Last updated Wednesday, May 18, 2005
The market continues to be largely influenced by the lack of
product available. Except for a day here or there, we haven’t
seen an increase in the volume of vehicles for sale over the
past month and don’t see any reason for that to change in the
short term. New vehicle sales continue to be slow and lease
returns scarce. While we get feedback from time-to-time that
there seems to be some softening of prices, those brief
interludes seem to be followed closely by a strong rebound in
the market and we are not yet ready to announce the end to what
has been a very positive selling period for those fortunate
enough to find vehicles to sell or trade.
Older vehicles and vehicles in the under $10,000 price range
seem to be particularly strong. Domestics, at least on both
coasts where they are so scarce, are also doing quite well.

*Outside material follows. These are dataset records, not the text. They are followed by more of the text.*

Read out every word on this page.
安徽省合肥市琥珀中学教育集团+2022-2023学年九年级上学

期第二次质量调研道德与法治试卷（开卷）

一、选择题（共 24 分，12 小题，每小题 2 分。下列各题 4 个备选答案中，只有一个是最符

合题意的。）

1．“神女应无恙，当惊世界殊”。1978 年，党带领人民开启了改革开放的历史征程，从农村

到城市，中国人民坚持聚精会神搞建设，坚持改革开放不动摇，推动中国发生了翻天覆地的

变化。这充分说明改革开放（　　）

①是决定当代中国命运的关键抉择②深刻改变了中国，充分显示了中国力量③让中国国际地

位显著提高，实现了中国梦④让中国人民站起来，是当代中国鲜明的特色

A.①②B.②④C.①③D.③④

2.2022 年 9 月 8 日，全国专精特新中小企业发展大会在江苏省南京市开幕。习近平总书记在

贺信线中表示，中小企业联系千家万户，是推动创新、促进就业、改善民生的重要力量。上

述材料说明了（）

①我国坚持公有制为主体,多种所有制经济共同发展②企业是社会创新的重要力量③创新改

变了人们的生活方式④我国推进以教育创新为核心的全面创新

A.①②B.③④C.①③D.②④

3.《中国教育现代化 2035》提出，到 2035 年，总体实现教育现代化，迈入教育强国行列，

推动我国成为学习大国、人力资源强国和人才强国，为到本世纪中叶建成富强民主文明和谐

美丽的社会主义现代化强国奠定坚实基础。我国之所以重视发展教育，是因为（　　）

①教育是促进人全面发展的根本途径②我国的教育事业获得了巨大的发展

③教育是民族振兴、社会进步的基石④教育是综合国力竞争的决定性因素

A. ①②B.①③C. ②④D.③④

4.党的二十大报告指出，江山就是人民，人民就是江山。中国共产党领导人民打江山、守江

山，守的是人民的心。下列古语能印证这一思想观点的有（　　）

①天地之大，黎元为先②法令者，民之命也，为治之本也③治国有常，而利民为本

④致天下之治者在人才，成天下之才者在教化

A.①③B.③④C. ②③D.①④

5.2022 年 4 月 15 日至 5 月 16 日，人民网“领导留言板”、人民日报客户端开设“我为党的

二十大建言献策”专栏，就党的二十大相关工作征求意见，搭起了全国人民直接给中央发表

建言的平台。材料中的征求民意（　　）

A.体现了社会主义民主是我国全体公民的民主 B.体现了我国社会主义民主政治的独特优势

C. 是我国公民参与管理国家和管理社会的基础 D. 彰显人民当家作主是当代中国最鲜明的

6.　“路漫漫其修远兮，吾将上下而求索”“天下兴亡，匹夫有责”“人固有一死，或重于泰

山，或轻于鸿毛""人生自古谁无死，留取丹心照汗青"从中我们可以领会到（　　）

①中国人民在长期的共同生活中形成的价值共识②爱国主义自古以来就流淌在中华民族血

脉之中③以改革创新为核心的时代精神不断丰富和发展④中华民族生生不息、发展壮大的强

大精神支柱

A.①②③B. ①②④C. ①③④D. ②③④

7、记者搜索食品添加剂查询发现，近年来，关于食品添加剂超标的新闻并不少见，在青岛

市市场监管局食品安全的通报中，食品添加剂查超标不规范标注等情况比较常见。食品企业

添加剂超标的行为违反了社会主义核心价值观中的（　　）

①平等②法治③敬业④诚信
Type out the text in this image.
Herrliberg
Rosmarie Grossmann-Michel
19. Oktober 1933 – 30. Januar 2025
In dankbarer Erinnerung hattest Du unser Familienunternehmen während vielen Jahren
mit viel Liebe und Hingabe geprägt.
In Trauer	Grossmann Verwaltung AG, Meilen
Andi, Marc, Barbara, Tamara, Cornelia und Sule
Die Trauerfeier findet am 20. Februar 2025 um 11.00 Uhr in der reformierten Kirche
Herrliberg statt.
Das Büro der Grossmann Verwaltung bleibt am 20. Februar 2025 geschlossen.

We will say once again that the one area of the market that is not following that pattern is high end European manufacturers. We assume that is due to their relatively strong new vehicle sales and a relatively high number of lease returns. Mercedes, BMW, Jaguar, and Audi have experienced steady declines over the past few months while there has been little decline and much actual increase in the rest of the market. Full size SUVs should be watched closely as that market also seems to be experiencing some erosion in the face of rising gasoline prices and increased availability as consumers bail out of them.
We think that with those exceptions the market will be pretty much unchanged for the following month.